Oggi, 12 dicembre 2018, ricorre il 49° anniversario della strage di Piazza Fontana. Tra pochi giorni, il 15, ricorderemo la morte di Giuseppe Pinelli, ucciso innocente e gettato da una finestra del quarto piano della Questura di Milano durante un interrogatorio.
Perciò, ci sembra utile condividere le riflessioni che il nostro collettivo ha presentato durante l’introduzione dell’assemblea pubblica con Claudia Pinelli dello scorso 6 dicembre.
PREMESSA: Perché ricordare la storia?
La storia parla al presente. Nel duplice senso: la storia comunica con il presente, ma anche la storia parla usando il tempo verbale presente. Per questo ci interessiamo alla storia, non certo per il gusto di archiviare date, nomi e fatti.
Se la storia parla al presente, a maggior ragione lo fa piazza Fontana. Piazza Fontana non è stata, piazza Fontana è.
E’ una tappa fondamentale della memoria di chi si impegna per cambiare le cose e incessantemente si incontra/scontra con lo status quo. Piazza Fontana è uno snodo critico, di quelli che ci danno indicazioni sul presente e sul modo in cui vogliamo starci.
RIMOZIONE
Osserviamo un generale processo di rimozione dal dibattito pubblico di temi scomodi nella storia, recente e non, dell’Italia. La strategia della tensione, la strage di piazza Fontana, la morte di Giuseppe Pinelli sono tra questi. Se non se ne parla in pubblico (a scuola, sui mezzi di comunicazione), un fatto storico pian piano sparisce perché non sedimenta nella coscienza collettiva di una società. Va da sé che, senza memoria, cresce il rischio di ripetere errori e oppressioni del passato. Ad esempio, in che modo la rimozione di piazza Fontana può aver contributo al pullulare di gruppi neofascisti che osserviamo oggi, anche sul nostro territorio?
COLPEVOLI
Nel 1969 gli anarchici rappresentavano una categoria perfetta da additare come colpevole, in quanto identificata come marginale rispetto alla società perbenista e conservatrice di allora (e scossa dalle proteste giovanili e dall’autunno caldo).
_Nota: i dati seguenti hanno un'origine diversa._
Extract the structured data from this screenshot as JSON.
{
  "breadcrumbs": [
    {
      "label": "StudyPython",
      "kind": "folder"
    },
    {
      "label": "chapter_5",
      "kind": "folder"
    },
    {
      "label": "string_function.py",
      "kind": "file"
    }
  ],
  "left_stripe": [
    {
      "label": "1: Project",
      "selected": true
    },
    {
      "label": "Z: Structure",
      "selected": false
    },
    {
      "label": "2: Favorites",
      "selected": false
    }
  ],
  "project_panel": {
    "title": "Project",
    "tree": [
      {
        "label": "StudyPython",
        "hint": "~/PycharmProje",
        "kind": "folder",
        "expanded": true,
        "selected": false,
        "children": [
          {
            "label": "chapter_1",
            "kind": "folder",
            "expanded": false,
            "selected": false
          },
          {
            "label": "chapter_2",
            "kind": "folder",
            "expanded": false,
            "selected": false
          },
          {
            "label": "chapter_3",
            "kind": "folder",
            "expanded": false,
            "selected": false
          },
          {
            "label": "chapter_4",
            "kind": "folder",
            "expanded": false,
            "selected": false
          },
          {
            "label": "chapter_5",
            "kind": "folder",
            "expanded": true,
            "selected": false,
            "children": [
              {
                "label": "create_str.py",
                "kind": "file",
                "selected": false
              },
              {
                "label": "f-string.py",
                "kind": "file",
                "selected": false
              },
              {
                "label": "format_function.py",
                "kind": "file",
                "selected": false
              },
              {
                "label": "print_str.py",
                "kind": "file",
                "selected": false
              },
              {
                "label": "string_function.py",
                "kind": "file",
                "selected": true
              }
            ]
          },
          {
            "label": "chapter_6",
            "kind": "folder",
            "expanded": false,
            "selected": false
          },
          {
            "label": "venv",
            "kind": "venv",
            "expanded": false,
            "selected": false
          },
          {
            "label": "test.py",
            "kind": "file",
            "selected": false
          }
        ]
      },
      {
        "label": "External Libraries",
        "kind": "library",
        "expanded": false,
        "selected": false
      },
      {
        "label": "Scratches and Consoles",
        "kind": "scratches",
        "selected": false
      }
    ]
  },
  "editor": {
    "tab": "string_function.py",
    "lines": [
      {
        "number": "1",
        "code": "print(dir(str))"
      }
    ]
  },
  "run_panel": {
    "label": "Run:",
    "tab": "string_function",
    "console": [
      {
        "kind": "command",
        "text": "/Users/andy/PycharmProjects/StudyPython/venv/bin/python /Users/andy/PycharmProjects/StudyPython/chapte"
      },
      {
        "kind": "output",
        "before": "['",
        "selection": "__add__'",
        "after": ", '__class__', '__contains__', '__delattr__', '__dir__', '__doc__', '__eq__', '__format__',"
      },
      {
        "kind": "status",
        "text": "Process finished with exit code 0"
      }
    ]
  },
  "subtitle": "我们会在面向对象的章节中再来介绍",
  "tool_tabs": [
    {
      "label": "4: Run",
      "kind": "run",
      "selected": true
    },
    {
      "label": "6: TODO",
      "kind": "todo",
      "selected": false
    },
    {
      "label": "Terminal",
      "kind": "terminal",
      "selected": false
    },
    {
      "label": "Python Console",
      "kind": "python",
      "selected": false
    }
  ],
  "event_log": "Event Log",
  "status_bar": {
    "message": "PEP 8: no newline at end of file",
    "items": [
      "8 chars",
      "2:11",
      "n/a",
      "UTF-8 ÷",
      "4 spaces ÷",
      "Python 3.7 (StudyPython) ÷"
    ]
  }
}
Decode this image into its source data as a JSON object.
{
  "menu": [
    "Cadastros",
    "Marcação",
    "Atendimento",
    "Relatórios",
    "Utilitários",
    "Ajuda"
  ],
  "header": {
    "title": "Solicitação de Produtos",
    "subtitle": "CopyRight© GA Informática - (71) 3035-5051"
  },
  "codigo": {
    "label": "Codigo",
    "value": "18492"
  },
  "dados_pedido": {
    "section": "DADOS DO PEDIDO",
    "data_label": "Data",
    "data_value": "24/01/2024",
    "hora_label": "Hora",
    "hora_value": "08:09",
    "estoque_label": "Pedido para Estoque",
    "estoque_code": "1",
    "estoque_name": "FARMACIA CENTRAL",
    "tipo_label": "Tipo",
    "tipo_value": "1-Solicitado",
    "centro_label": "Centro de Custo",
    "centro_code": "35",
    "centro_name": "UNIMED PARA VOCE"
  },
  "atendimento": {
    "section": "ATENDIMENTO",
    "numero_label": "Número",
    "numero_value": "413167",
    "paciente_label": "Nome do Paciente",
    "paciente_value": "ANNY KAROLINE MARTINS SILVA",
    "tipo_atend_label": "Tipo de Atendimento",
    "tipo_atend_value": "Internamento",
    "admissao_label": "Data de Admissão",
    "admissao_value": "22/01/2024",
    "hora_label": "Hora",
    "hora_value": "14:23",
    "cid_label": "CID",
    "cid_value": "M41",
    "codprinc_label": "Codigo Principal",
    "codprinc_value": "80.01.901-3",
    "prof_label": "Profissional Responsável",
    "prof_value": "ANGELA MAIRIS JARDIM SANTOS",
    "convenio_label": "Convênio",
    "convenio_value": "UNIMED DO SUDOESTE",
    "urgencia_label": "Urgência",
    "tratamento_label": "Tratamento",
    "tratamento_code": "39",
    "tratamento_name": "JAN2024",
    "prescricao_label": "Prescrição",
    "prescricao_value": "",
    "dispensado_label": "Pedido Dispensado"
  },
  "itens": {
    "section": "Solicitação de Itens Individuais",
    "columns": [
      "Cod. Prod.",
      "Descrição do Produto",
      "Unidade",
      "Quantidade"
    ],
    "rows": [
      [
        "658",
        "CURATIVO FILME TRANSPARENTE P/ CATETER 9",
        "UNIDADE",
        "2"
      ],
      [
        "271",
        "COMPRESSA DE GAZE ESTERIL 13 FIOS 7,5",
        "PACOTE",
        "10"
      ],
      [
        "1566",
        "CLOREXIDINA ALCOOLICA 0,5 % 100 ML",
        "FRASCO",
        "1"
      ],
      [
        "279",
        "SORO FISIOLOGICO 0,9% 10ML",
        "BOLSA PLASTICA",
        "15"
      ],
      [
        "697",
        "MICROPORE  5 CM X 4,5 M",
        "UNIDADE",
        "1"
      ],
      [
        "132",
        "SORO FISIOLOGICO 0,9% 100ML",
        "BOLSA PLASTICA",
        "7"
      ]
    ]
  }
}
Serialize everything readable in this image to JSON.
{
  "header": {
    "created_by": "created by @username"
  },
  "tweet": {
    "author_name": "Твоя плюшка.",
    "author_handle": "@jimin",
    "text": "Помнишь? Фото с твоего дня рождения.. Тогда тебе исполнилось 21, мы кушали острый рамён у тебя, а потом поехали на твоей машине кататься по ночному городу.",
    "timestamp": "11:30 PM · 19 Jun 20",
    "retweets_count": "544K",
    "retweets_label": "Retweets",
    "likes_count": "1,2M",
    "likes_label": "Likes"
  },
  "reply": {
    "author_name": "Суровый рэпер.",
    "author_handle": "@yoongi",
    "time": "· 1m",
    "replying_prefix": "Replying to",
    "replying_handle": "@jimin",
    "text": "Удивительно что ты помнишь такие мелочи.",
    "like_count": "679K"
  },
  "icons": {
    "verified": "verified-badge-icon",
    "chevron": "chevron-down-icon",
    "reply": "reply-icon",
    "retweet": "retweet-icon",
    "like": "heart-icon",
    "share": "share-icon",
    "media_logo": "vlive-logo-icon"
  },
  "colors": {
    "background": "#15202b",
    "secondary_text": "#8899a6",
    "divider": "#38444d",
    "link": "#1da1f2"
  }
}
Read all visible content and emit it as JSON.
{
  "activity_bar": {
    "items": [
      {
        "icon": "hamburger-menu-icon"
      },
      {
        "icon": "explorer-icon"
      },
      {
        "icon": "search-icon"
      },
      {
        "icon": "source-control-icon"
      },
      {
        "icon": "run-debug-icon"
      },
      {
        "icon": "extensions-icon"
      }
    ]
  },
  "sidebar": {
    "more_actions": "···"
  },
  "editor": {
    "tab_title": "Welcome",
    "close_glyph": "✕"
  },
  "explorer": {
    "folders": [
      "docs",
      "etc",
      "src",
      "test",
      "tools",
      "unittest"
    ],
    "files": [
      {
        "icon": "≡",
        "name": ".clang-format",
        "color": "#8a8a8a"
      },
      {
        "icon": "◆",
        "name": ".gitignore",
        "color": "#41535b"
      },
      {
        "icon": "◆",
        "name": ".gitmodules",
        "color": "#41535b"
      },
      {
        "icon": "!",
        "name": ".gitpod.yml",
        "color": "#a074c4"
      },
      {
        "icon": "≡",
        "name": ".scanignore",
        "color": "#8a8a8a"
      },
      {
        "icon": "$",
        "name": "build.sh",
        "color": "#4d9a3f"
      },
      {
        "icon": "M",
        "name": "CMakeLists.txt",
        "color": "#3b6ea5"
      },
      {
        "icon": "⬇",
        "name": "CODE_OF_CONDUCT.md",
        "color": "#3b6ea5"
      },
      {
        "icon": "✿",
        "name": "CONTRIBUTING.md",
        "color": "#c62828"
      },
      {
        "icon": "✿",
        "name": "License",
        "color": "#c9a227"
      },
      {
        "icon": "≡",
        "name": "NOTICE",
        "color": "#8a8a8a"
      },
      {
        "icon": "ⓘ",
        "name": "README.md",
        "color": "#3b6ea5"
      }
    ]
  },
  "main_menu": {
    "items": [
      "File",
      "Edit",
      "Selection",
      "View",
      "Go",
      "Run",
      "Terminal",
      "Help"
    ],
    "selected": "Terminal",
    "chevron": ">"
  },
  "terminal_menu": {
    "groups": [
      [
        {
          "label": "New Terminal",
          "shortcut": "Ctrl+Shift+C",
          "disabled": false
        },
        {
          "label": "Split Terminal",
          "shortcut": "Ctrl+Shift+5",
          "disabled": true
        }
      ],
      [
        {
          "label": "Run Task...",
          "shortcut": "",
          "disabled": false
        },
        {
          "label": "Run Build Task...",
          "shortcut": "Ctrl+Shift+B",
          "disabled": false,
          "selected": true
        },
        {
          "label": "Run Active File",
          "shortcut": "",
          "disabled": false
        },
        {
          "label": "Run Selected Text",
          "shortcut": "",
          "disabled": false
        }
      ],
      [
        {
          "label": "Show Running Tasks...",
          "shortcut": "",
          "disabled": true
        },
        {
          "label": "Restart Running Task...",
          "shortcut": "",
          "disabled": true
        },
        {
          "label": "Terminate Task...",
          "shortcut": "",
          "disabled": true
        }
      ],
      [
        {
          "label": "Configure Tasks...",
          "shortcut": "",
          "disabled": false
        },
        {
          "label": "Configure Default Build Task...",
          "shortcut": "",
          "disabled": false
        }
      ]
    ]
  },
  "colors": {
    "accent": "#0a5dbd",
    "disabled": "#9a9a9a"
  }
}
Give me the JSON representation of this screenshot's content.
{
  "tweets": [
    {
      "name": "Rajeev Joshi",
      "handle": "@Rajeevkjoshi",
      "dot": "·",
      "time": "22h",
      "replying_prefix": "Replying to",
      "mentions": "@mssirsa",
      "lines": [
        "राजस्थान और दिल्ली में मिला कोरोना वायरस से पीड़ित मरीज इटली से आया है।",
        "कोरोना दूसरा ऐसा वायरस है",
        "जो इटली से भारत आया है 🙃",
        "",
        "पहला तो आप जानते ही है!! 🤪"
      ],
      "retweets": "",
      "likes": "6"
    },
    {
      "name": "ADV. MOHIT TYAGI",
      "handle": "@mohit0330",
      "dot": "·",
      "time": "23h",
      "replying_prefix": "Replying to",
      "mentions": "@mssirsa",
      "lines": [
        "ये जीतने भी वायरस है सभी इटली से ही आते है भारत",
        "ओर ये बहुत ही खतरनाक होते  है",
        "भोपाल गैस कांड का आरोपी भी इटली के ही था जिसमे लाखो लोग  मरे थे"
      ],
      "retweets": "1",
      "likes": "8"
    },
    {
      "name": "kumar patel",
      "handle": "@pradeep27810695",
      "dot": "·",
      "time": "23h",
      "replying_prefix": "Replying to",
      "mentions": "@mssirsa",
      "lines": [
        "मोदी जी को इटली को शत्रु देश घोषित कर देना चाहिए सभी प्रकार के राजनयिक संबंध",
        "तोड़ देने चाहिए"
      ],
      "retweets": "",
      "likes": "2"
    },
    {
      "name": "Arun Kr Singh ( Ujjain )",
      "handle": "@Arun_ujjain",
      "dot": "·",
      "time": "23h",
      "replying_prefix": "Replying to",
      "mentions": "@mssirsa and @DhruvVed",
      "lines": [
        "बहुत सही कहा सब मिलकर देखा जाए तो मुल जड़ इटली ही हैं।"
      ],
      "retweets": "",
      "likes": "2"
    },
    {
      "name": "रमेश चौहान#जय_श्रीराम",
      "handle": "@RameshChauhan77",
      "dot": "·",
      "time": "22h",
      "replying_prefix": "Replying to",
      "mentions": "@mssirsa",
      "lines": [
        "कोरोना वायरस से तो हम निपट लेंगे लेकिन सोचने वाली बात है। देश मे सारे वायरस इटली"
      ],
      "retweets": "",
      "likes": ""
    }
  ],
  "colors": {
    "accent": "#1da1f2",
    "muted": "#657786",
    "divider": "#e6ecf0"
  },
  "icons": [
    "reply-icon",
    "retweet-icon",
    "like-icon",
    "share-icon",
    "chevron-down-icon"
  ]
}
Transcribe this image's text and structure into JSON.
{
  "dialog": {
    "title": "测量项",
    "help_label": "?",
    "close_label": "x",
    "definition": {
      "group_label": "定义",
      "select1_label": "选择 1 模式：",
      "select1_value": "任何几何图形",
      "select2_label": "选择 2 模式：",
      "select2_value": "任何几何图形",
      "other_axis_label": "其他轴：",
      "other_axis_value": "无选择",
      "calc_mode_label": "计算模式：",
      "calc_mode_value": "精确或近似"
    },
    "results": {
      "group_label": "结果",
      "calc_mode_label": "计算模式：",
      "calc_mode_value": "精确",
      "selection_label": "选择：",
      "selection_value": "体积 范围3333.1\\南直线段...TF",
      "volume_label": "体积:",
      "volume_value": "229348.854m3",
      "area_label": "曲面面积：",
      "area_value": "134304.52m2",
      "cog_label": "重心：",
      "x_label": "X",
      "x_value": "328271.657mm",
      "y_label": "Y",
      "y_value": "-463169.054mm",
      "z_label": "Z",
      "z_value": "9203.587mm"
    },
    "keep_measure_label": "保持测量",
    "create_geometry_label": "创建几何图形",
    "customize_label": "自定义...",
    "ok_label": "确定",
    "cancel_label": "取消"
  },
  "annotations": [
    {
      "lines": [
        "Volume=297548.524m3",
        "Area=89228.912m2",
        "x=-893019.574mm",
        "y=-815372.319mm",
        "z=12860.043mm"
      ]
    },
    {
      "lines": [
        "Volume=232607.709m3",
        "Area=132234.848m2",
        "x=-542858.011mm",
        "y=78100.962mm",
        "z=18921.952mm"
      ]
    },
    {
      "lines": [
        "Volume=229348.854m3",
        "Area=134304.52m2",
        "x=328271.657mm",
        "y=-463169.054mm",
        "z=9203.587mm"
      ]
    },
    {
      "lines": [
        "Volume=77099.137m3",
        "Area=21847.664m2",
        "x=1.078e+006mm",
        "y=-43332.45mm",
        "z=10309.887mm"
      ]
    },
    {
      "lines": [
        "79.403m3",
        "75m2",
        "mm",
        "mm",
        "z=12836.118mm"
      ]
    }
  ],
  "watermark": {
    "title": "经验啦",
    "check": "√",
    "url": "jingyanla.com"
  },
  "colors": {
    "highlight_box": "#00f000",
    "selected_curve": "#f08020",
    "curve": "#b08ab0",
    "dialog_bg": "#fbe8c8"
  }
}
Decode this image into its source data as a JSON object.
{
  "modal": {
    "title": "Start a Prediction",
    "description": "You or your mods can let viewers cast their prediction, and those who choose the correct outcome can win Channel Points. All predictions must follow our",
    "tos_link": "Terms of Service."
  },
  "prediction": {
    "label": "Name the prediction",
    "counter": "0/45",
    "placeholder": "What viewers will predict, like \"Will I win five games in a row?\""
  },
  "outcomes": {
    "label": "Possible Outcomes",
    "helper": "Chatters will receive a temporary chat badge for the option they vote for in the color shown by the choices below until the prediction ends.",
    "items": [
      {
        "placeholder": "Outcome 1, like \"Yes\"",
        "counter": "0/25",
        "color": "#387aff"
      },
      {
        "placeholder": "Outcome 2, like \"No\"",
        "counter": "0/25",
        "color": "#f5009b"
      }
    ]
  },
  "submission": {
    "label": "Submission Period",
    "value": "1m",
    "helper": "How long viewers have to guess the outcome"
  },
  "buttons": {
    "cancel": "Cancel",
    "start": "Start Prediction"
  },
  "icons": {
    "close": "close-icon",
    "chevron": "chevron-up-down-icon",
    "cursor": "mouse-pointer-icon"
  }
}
Anche oggi osserviamo una dinamica di costruzione del capro espiatorio per i problemi della società, con la categoria pronta da consumare degli “estranei” provenienti da “fuori”: i migranti.
I colpevoli, i nemici (interni allora ed esterni oggi) servono a compattare i membri integrati della società, a livellare le differenze e i conflitti al suo interno in funzione di una lotta contro il pericolo pubblico e nemico comune.
DEPISTAGGIO
Il potere fin da subito ha cercato di ingannare la società indicando i presunti colpevoli, in modo che mandanti ed esecutori rimanessero nascosti e impuniti.
Nel 1969, però, il gioco non è riuscito: le parte sana della società (giornalist*,attivist*, ‘sincer* democratic*’) ha lavorato da anticorpi, si è rimboccata le maniche e ha messo in campo contro-informazione e mobilitazione, smontando in parte gli obiettivi della strategia della tensione.
L’abitudine al depistaggio, ahinoi, non è passata di moda: dalla morte dell’anarchico Pinelli si è passati al G8 di Genova e a Stefano Cucchi. Settori del potere statale non esitano a depistare la ricerca di verità e giustizia, a sacrificare persone per non assumersi responsabilità scomode, per non ammettere colpe.